If you’ve ever tried to tweet @Apple, then your words have fallen on deaf ears. The Apple Twitter handle, registered in 2011, has a following of 31.8k – rather measly when you consider its millions of fans worldwide – has never tweeted, and is following no-one.
Top of the Market
For a company so deeply entrenched in the digital world, it may seem surprising that Apple wants nothing to do with social media. The answer lies in control.
Apple love being in control of their public image as THE premium tech brand. Where other huge brands like Starbucks will use social media to promote special offers, Apple hardly ever give discounts – as if to say, ‘we don’t need to do that.’ This may seem aloof, but playing hard to get is what keeps them so desired.
So if not to offer loyal customers a reward, what would be the point of Apple using social media? Product news would be scarce: Apple are notoriously secretive about their new developments. “If they deviate from their schedule,” adds Belus Capital analyst Brian Sozzi, “the market will read it as Apple succumbing to market pressures.”
Many brands use social media as a way to communicate with customers, by taking queries or offering advice. But typing #iPhone into Twitter’s search bar will yield you with a flickering list of constant updates. Sifting through these to find relevant questions would be a massive task, and the character limit of tweets doesn’t provide the best platform for resolving technical issues. Apple would rather keep their customer service limited to its in-store experts.

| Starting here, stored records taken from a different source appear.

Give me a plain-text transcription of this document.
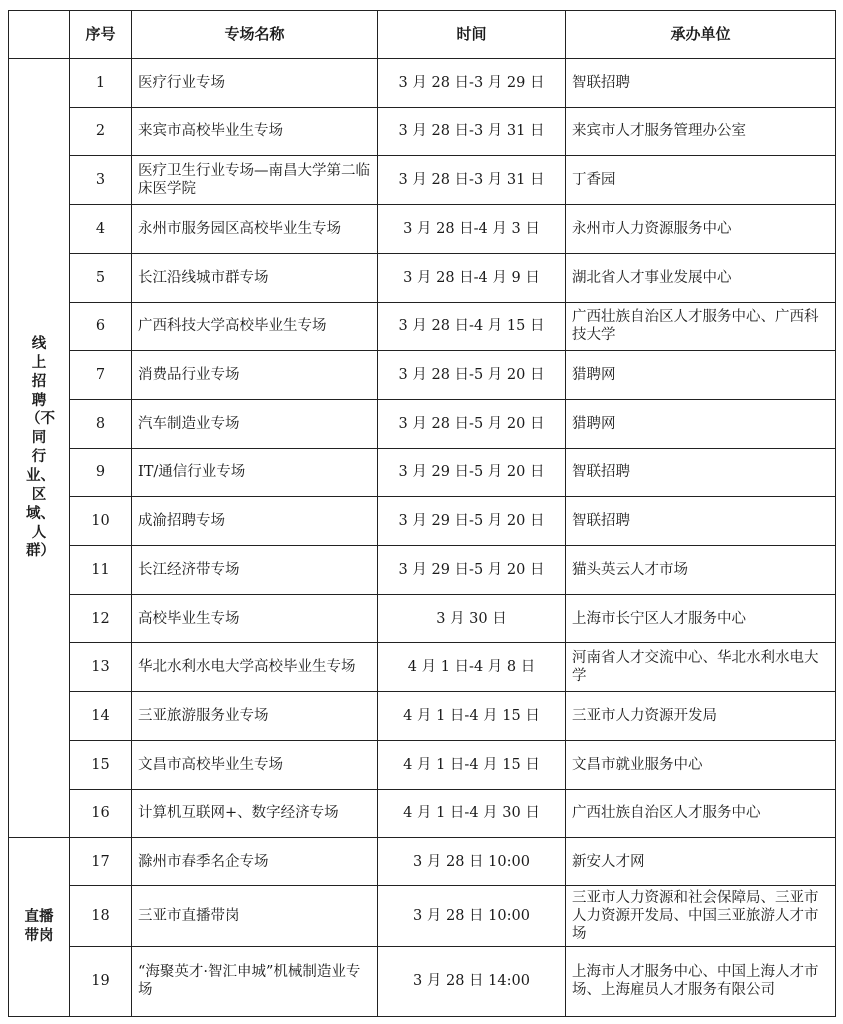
	序号	专场名称	时间	承办单位

线上招聘（不同行业、区域、人群）	1	医疗行业专场	3 月 28 日-3 月 29 日	智联招聘
	2	来宾市高校毕业生专场	3 月 28 日-3 月 31 日	来宾市人才服务管理办公室
	3	医疗卫生行业专场—南昌大学第二临床医学院	3 月 28 日-3 月 31 日	丁香园
	4	永州市服务园区高校毕业生专场	3 月 28 日-4 月 3 日	永州市人力资源服务中心
	5	长江沿线城市群专场	3 月 28 日-4 月 9 日	湖北省人才事业发展中心
	6	广西科技大学高校毕业生专场	3 月 28 日-4 月 15 日	广西壮族自治区人才服务中心、广西科技大学
	7	消费品行业专场	3 月 28 日-5 月 20 日	猎聘网
	8	汽车制造业专场	3 月 28 日-5 月 20 日	猎聘网
	9	IT/通信行业专场	3 月 29 日-5 月 20 日	智联招聘
	10	成渝招聘专场	3 月 29 日-5 月 20 日	智联招聘
	11	长江经济带专场	3 月 29 日-5 月 20 日	猫头英云人才市场
	12	高校毕业生专场	3 月 30 日	上海市长宁区人才服务中心
	13	华北水利水电大学高校毕业生专场	4 月 1 日-4 月 8 日	河南省人才交流中心、华北水利水电大学
	14	三亚旅游服务业专场	4 月 1 日-4 月 15 日	三亚市人力资源开发局
	15	文昌市高校毕业生专场	4 月 1 日-4 月 15 日	文昌市就业服务中心
	16	计算机互联网+、数字经济专场	4 月 1 日-4 月 30 日	广西壮族自治区人才服务中心

直播带岗	17	滁州市春季名企专场	3 月 28 日 10:00	新安人才网
	18	三亚市直播带岗	3 月 28 日 10:00	三亚市人力资源和社会保障局、三亚市人力资源开发局、中国三亚旅游人才市场
	19	“海聚英才·智汇申城”机械制造业专场	3 月 28 日 14:00	上海市人才服务中心、中国上海人才市场、上海雇员人才服务有限公司
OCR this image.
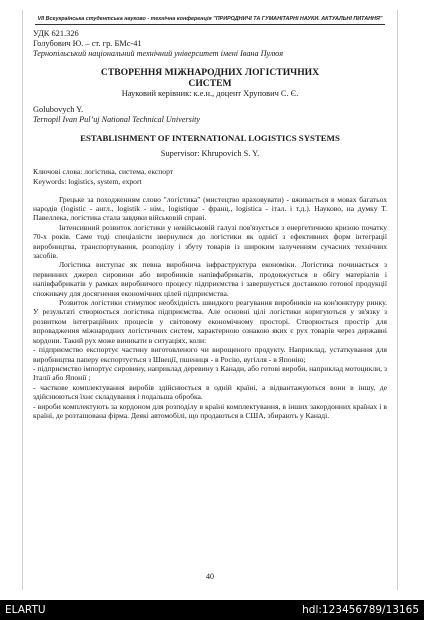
VII Всеукраїнська студентська науково - технічна конференція "ПРИРОДНИЧІ ТА ГУМАНІТАРНІ НАУКИ. АКТУАЛЬНІ ПИТАННЯ"
УДК 621.326
Голубович Ю. – ст. гр. БМс-41
Тернопільський національний технічний університет імені Івана Пулюя
СТВОРЕННЯ МІЖНАРОДНИХ ЛОГІСТИЧНИХ СИСТЕМ
Науковий керівник: к.е.н., доцент Хрупович С. Є.
Golubovych Y.
Ternopil Ivan Pul’uj National Technical University
ESTABLISHMENT OF INTERNATIONAL LOGISTICS SYSTEMS
Supervisor: Khrupovich S. Y.
Ключові слова: логістика, система, експорт
Keywords: logistics, system, export

Грецьке за походженням слово "логістика" (мистецтво враховувати) - вживається в мовах багатьох народів (logistic - англ., logistik - нім., logistique - франц., logistica - італ. і т.д.). Науково, на думку Т. Павеллека, логістика стала завдяки військовій справі.

Інтенсивний розвиток логістики у невійськовій галузі пов'язується з енергетичною кризою початку 70-х років. Саме тоді спеціалісти звернулися до логістики як однієї з ефективних форм інтеграції виробництва, транспортування, розподілу і збуту товарів із широким залученням сучасних технічних засобів.

Логістика виступає як певна виробнича інфраструктура економіки. Логістика починається з первинних джерел сировини або виробників напівфабрикатів, продовжується в обігу матеріалів і напівфабрикатів у рамках виробничого процесу підприємства і завершується доставкою готової продукції споживачу для досягнення економічних цілей підприємства.

Розвиток логістики стимулює необхідність швидкого реагування виробників на кон'юнктуру ринку. У результаті створюється логістика підприємства. Але основні цілі логістики коригуються у зв'язку з розвитком інтеграційних процесів у світовому економічному просторі. Створюється простір для впровадження міжнародних логістичних систем, характерною ознакою яких є рух товарів через державні кордони. Такий рух може виникати в ситуаціях, коли:

- підприємство експортує частину виготовленого чи вирощеного продукту. Наприклад, устаткування для виробництва паперу експортується з Швеції, пшениця - в Росію, вугілля - в Японію;

- підприємство імпортує сировину, наприклад деревину з Канади, або готові вироби, наприклад мотоцикли, з Італії або Японії ;

- часткове комплектування виробів здійснюється в одній країні, а відвантажуються вони в іншу, де здійснюються їхнє складування і подальша обробка.

- вироби комплектують за кордоном для розподілу в країні комплектування, в інших закордонних країнах і в країні, де розташована фірма. Деякі автомобілі, що продаються в США, збирають у Канаді.

40
ELARTU	hdl:123456789/13165
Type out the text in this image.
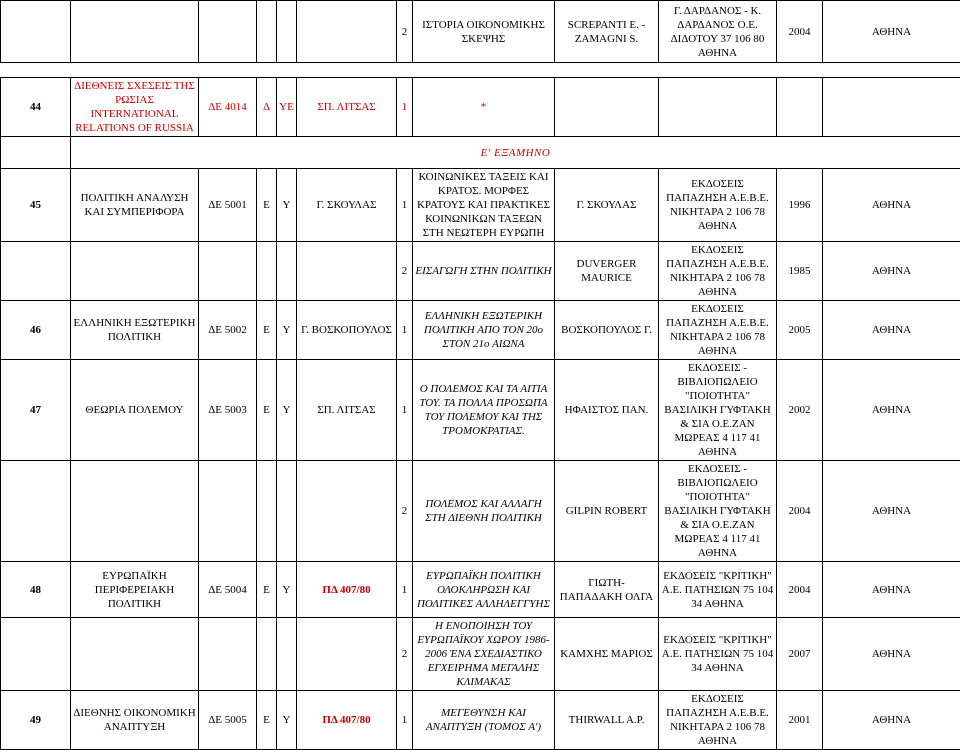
						2	ΙΣΤΟΡΙΑ ΟΙΚΟΝΟΜΙΚΗΣ ΣΚΕΨΗΣ	SCREPANTI E. - ZAMAGNI S.	Γ. ΔΑΡΔΑΝΟΣ - Κ. ΔΑΡΔΑΝΟΣ Ο.Ε. ΔΙΔΟΤΟΥ 37 106 80 ΑΘΗΝΑ	2004	ΑΘΗΝΑ

44	ΔΙΕΘΝΕΙΣ ΣΧΕΣΕΙΣ ΤΗΣ ΡΩΣΙΑΣ INTERNATIONAL RELATIONS OF RUSSIA	ΔΕ 4014	Δ	ΥΕ	ΣΠ. ΛΙΤΣΑΣ	1	*				
	Ε' ΕΞΑΜΗΝΟ										
45	ΠΟΛΙΤΙΚΗ ΑΝΑΛΥΣΗ ΚΑΙ ΣΥΜΠΕΡΙΦΟΡΑ	ΔΕ 5001	Ε	Υ	Γ. ΣΚΟΥΛΑΣ	1	ΚΟΙΝΩΝΙΚΕΣ ΤΑΞΕΙΣ ΚΑΙ ΚΡΑΤΟΣ. ΜΟΡΦΕΣ ΚΡΑΤΟΥΣ ΚΑΙ ΠΡΑΚΤΙΚΕΣ ΚΟΙΝΩΝΙΚΩΝ ΤΑΞΕΩΝ ΣΤΗ ΝΕΩΤΕΡΗ ΕΥΡΩΠΗ	Γ. ΣΚΟΥΛΑΣ	ΕΚΔΟΣΕΙΣ ΠΑΠΑΖΗΣΗ Α.Ε.Β.Ε. ΝΙΚΗΤΑΡΑ 2 106 78 ΑΘΗΝΑ	1996	ΑΘΗΝΑ
						2	ΕΙΣΑΓΩΓΗ ΣΤΗΝ ΠΟΛΙΤΙΚΗ	DUVERGER MAURICE	ΕΚΔΟΣΕΙΣ ΠΑΠΑΖΗΣΗ Α.Ε.Β.Ε. ΝΙΚΗΤΑΡΑ 2 106 78 ΑΘΗΝΑ	1985	ΑΘΗΝΑ
46	ΕΛΛΗΝΙΚΗ ΕΞΩΤΕΡΙΚΗ ΠΟΛΙΤΙΚΗ	ΔΕ 5002	Ε	Υ	Γ. ΒΟΣΚΟΠΟΥΛΟΣ	1	ΕΛΛΗΝΙΚΗ ΕΞΩΤΕΡΙΚΗ ΠΟΛΙΤΙΚΗ ΑΠΟ ΤΟΝ 20ο ΣΤΟΝ 21ο ΑΙΩΝΑ	ΒΟΣΚΟΠΟΥΛΟΣ Γ.	ΕΚΔΟΣΕΙΣ ΠΑΠΑΖΗΣΗ Α.Ε.Β.Ε. ΝΙΚΗΤΑΡΑ 2 106 78 ΑΘΗΝΑ	2005	ΑΘΗΝΑ
47	ΘΕΩΡΙΑ ΠΟΛΕΜΟΥ	ΔΕ 5003	Ε	Υ	ΣΠ. ΛΙΤΣΑΣ	1	Ο ΠΟΛΕΜΟΣ ΚΑΙ ΤΑ ΑΙΤΙΑ ΤΟΥ. ΤΑ ΠΟΛΛΑ ΠΡΟΣΩΠΑ ΤΟΥ ΠΟΛΕΜΟΥ ΚΑΙ ΤΗΣ ΤΡΟΜΟΚΡΑΤΙΑΣ.	ΗΦΑΙΣΤΟΣ ΠΑΝ.	ΕΚΔΟΣΕΙΣ - ΒΙΒΛΙΟΠΩΛΕΙΟ "ΠΟΙΟΤΗΤΑ" ΒΑΣΙΛΙΚΗ ΓΥΦΤΑΚΗ & ΣΙΑ Ο.Ε.ΖΑΝ ΜΩΡΕΑΣ 4 117 41 ΑΘΗΝΑ	2002	ΑΘΗΝΑ
						2	ΠΟΛΕΜΟΣ ΚΑΙ ΑΛΛΑΓΗ ΣΤΗ ΔΙΕΘΝΗ ΠΟΛΙΤΙΚΗ	GILPIN ROBERT	ΕΚΔΟΣΕΙΣ - ΒΙΒΛΙΟΠΩΛΕΙΟ "ΠΟΙΟΤΗΤΑ" ΒΑΣΙΛΙΚΗ ΓΥΦΤΑΚΗ & ΣΙΑ Ο.Ε.ΖΑΝ ΜΩΡΕΑΣ 4 117 41 ΑΘΗΝΑ	2004	ΑΘΗΝΑ
48	ΕΥΡΩΠΑΪΚΗ ΠΕΡΙΦΕΡΕΙΑΚΗ ΠΟΛΙΤΙΚΗ	ΔΕ 5004	Ε	Υ	ΠΔ 407/80	1	ΕΥΡΩΠΑΪΚΗ ΠΟΛΙΤΙΚΗ ΟΛΟΚΛΗΡΩΣΗ ΚΑΙ ΠΟΛΙΤΙΚΕΣ ΑΛΛΗΛΕΓΓΥΗΣ	ΓΙΩΤΗ-ΠΑΠΑΔΑΚΗ ΟΛΓΑ	ΕΚΔΟΣΕΙΣ "ΚΡΙΤΙΚΗ" Α.Ε. ΠΑΤΗΣΙΩΝ 75 104 34 ΑΘΗΝΑ	2004	ΑΘΗΝΑ
						2	Η ΕΝΟΠΟΙΗΣΗ ΤΟΥ ΕΥΡΩΠΑΪΚΟΥ ΧΩΡΟΥ 1986-2006 ΈΝΑ ΣΧΕΔΙΑΣΤΙΚΟ ΕΓΧΕΙΡΗΜΑ ΜΕΓΑΛΗΣ ΚΛΙΜΑΚΑΣ	ΚΑΜΧΗΣ ΜΑΡΙΟΣ	ΕΚΔΟΣΕΙΣ "ΚΡΙΤΙΚΗ" Α.Ε. ΠΑΤΗΣΙΩΝ 75 104 34 ΑΘΗΝΑ	2007	ΑΘΗΝΑ
49	ΔΙΕΘΝΗΣ ΟΙΚΟΝΟΜΙΚΗ ΑΝΑΠΤΥΞΗ	ΔΕ 5005	Ε	Υ	ΠΔ 407/80	1	ΜΕΓΕΘΥΝΣΗ ΚΑΙ ΑΝΑΠΤΥΞΗ (ΤΟΜΟΣ Α')	THIRWALL A.P.	ΕΚΔΟΣΕΙΣ ΠΑΠΑΖΗΣΗ Α.Ε.Β.Ε. ΝΙΚΗΤΑΡΑ 2 106 78 ΑΘΗΝΑ	2001	ΑΘΗΝΑ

Speaking of in-store: there’s another reason why social media and Apple just don’t click. What so many people love about social media is that it’s uncontrolled and unpredictable. Think of the noisiness of the Twitter universe – it’s a free for all, where anyone’s voice can be heard if they say the right thing at the right time. Compare that to the slick, minimal quietness of Apple’s retail outlets and it’s suddenly easy to see why ‘joining in the conversation’ doesn’t quite fit their style.
Maintaining the Mystery
This isn’t to say that Apple take no interest in social media, or have never benefited from it.
In 2010, Apple attempted to launch their own music-sharing social media platform, Ping, which was marketed as ‘iTunes meets Facebook.’ (They try not to talk about it.) In December 2013, they bought up the social media analytics firm Topsy, which specialises in tracking customer sentiment. Apple are also backed by one of the world’s most loyal fanbases, who obsessively speculate over every new product. There’s no need for Apple to announce their developments when there are literally thousands of users tweeting their every move.
Apple’s avoidance of social media all comes down to maintaining their mystery. Succumbing to pressures now would indicate a change of heart, or that their current strategies aren’t working. They’re one of the few brands who can insist that their customers come to them – so in that case, remaining silent could be the wisest decision in their part.